Just the other day I was setting up 2 different labs.  They were both DNA extraction labs.  One was for my 10th graders extracting from wheat germ and the other was a cheek cell extraction for my Seniors.  I was doing the prep work late at night and of course I ran out of supplies and had to run over to Meijer and get some more meat tenderizer.  As I was doing my errand run I started to reflect on the labs and their NGSS implications (or lack thereof)  It seems to me that one part of our implementation of NGSS that can easily go off the track is the end goal or vision of NGSS is NOT to do more labs.   One of the dangers in changing anything in education is to go to one of two extremes.  These extremes are helpfully identified by McTighe and Wiggins in their book Understanding by Design as the “twin sins” of activity and content.  Its easy to show progress when all the students do is follow these steps and get the answer you told them they would find.  Its just as easy to show off how much are kids are “doing” and how active they are in our classes. Neither of these is guaranteeing that our students are learning while doing science.

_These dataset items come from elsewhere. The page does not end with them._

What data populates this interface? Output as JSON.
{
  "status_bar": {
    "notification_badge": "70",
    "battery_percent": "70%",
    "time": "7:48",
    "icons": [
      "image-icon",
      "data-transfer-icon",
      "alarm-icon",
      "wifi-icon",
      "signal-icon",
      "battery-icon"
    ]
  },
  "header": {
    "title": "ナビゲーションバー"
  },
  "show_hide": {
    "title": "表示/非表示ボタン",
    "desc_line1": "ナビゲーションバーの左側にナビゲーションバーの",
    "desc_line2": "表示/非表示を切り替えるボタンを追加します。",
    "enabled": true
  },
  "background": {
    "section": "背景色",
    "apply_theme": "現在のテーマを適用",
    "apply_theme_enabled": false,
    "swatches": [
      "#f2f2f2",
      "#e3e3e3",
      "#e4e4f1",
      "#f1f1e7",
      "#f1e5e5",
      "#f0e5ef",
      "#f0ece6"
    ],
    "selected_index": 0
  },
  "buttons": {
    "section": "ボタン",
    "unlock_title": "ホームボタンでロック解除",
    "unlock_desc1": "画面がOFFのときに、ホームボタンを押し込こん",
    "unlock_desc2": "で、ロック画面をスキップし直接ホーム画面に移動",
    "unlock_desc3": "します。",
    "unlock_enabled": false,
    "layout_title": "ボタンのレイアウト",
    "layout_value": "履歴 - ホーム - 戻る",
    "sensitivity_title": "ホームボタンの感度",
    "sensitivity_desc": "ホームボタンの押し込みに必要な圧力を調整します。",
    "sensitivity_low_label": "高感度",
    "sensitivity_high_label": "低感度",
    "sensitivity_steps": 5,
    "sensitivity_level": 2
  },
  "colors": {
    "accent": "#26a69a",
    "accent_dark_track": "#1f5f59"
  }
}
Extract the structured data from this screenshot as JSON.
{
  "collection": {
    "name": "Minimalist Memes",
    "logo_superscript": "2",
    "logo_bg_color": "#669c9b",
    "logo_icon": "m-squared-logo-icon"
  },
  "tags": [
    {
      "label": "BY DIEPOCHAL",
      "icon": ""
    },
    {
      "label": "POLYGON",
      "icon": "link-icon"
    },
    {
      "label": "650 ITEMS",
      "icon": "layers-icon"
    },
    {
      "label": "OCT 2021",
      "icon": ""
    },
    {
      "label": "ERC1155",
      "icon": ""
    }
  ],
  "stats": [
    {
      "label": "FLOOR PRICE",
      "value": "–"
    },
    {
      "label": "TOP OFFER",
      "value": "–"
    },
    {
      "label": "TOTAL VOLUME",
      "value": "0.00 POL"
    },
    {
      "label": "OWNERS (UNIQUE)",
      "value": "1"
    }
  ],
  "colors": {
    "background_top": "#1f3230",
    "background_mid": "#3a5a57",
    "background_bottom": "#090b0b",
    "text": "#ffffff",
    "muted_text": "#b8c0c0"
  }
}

The vision of NGSS in our classrooms is so much richer then adding some more labs to our curriculum so we can check off some new boxes.  It is a vision which moves our students into the role of scientist.  They are the ones that need to be asking the questions and allowing them the freedom to investigate, collect data, share what it means and argue with others about the data they collected.  Yes this is messy.  Yes this takes more time.  Yes this will not be a linear  or easy to control process.  The rewards of this method are so much greater for the student and the teacher.